Therapieschema Treat & Extend (T&E)

Nach einer ersten Serie von IVOM (je nach Erkrankung drei bis sechs) wird bei Treat & Extend (Behandeln und Ausdehnen) der Abstand zwischen den IVOM schrittweise verlängert. Dies geschieht solange, bis die Krankheitsaktivität ausreichend zurückgedrängt ist. Bei weiterbestehender Krankheitsaktivität werden die Abstände beibehalten, bei zunehmender Krankheitsaktivität werden die Abstände wieder verkürzt.

Begonnen wird wie bei PRN mit einem Vier-Wochen-Abstand. Dieser wird üblicherweise um zwei Wochen verlängert oder verkürzt. Im Unterschied zu PRN erfolgt die Kontrolle (mit Bestimmung der Sehschärfe, Beurteilung des Augenhintergrundes und einer OCT) jedes Mal zusammen mit einer IVOM. Auf der Basis des Befunds bei der Kontrolle wird dann der Abstand zur nächsten IVOM festgelegt.

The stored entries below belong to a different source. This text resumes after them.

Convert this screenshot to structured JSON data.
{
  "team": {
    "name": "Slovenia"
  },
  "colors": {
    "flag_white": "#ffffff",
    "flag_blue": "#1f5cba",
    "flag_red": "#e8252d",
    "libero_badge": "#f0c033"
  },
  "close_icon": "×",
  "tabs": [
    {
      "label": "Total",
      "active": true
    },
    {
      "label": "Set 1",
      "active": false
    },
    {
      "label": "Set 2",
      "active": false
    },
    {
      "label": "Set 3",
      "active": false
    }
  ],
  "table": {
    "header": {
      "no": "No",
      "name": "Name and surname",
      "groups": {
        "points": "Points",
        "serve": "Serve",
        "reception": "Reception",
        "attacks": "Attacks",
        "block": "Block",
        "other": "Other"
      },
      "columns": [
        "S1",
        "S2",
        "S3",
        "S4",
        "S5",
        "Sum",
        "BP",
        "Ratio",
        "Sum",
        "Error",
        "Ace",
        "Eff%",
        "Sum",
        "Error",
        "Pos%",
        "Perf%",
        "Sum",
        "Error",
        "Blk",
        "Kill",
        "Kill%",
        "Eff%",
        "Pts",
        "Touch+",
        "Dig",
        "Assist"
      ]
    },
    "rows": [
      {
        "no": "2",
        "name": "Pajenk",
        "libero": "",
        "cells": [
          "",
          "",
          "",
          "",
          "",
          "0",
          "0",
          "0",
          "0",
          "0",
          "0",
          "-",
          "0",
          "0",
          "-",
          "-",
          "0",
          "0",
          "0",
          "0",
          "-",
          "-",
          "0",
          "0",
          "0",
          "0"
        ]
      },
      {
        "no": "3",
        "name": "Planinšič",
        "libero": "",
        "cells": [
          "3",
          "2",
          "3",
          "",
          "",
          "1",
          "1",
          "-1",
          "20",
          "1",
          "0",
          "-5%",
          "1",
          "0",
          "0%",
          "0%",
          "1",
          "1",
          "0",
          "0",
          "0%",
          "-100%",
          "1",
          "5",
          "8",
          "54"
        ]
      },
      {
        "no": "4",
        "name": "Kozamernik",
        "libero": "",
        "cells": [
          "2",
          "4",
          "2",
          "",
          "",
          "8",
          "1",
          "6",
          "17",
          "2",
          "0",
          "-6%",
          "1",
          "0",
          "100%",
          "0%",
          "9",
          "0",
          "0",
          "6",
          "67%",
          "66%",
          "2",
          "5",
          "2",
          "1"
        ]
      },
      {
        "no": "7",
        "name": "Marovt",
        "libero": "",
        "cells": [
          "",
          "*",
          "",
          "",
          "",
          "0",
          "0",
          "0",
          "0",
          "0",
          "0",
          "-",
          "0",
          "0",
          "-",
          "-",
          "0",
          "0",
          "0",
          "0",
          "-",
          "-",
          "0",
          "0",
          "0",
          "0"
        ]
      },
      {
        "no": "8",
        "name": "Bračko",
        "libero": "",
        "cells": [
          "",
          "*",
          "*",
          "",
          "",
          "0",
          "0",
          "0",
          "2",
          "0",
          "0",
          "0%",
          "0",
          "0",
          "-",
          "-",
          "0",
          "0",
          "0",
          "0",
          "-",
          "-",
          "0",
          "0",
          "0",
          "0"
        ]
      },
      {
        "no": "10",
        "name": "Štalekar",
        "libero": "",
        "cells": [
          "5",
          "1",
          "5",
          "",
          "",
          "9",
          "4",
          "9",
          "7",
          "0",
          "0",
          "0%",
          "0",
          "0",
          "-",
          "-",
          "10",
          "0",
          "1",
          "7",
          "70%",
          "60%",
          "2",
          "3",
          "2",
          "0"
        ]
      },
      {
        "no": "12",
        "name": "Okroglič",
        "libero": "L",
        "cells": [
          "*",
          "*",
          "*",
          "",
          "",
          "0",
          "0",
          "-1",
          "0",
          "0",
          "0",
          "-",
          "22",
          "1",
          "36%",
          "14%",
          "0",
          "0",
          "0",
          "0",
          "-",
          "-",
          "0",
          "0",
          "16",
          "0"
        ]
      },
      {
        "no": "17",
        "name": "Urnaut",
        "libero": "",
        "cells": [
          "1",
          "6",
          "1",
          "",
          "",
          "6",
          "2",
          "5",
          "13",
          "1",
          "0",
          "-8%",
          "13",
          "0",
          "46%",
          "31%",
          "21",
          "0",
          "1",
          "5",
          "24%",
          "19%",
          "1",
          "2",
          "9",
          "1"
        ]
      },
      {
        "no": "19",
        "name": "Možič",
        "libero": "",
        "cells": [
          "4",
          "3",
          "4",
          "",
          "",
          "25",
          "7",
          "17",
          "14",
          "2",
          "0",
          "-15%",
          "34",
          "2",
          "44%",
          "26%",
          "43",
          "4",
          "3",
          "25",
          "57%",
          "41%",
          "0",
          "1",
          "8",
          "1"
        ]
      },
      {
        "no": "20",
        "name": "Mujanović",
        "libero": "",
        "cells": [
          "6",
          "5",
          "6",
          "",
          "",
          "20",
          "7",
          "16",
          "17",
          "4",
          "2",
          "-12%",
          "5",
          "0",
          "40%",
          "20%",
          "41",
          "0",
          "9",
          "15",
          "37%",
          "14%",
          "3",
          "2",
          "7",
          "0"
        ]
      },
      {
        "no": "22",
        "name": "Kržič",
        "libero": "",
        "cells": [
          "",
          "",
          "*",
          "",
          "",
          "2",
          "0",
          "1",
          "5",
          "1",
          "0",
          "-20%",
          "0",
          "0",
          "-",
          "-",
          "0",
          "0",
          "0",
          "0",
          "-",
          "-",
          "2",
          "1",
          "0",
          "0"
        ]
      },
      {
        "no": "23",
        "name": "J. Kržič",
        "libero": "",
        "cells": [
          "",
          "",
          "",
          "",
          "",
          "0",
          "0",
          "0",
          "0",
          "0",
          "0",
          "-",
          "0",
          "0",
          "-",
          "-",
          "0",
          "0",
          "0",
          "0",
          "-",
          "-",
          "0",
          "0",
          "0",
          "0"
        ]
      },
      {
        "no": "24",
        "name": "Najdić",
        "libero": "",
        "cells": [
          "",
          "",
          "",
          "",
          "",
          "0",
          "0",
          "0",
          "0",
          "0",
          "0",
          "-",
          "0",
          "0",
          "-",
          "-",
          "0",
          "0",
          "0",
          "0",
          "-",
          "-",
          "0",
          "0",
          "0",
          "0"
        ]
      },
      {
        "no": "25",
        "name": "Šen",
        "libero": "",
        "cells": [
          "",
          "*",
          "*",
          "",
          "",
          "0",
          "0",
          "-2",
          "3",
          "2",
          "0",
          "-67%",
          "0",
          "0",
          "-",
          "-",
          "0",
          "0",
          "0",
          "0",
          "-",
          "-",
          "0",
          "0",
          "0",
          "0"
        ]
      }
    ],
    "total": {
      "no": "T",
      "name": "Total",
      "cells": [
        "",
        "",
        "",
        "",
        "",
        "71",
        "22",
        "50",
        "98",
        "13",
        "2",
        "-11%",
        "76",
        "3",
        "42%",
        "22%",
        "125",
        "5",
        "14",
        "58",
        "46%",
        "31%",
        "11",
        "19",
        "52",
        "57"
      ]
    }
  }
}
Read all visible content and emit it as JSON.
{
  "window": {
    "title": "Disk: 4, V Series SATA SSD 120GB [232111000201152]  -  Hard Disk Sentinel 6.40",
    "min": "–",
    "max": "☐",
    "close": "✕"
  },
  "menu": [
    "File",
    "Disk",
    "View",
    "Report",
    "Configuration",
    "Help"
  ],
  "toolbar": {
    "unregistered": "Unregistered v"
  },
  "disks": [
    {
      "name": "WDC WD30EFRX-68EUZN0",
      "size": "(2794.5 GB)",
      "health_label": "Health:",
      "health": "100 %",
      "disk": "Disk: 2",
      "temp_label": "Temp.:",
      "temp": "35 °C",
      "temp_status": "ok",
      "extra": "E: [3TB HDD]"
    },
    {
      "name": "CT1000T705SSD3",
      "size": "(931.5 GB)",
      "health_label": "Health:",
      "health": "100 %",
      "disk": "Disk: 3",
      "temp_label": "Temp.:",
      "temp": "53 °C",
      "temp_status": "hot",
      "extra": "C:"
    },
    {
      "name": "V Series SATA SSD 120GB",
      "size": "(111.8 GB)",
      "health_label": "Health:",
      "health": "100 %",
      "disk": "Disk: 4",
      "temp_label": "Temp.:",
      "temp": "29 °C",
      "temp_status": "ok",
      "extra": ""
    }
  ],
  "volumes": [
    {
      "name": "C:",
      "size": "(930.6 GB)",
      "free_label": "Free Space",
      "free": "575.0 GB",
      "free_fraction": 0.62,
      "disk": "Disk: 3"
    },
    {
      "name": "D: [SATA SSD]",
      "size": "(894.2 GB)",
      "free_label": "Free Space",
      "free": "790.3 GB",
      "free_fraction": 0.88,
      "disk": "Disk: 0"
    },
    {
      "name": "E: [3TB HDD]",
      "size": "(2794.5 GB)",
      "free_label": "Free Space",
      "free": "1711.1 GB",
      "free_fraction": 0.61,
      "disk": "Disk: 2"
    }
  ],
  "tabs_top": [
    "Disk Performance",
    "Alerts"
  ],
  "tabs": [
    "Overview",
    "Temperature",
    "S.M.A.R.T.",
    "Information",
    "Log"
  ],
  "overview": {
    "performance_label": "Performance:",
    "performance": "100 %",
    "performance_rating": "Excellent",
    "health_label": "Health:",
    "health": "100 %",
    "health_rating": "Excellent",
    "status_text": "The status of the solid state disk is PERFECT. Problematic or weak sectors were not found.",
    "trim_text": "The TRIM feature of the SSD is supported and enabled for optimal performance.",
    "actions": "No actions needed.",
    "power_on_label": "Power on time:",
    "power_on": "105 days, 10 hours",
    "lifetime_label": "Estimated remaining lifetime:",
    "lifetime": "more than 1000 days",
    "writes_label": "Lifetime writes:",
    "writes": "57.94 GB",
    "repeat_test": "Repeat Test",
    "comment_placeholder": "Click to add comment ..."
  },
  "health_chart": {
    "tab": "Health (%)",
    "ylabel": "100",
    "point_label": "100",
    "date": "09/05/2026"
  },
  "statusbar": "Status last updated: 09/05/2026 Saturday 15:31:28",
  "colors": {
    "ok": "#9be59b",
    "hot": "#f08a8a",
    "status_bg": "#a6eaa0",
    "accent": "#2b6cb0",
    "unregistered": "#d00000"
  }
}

Welches Schema ist für wen geeignet?

Beide Therapieschemata erlauben eine erfolgreiche Langzeitbehandlung, wenn die notwendigen IVOM und Kontrollen konsequent durchgeführt werden. Bei Treat & Extend sind insbesondere nach dem ersten Behandlungsjahr meist weniger Arztbesuche erforderlich.

Beide Therapieschemata unterscheiden sich deutlich in der Logistik der Terminvergabe und Durchführung der Abläufe. Daher werden die meisten Ärzte und Therapiezentren für ihre Patienten die Behandlung nach einem einheitlichen Schema durchführen.

Für den Patienten ist für den Langzeiterfolg weniger das Therapieschema entscheidend. Entscheidend sind das möglichst konsequente Einhalten der notwendigen Behandlungen und Kontrollen.

Wer bezahlt diese Behandlung ?

Die Kosten übernimmt die jeweilige Krankenkasse.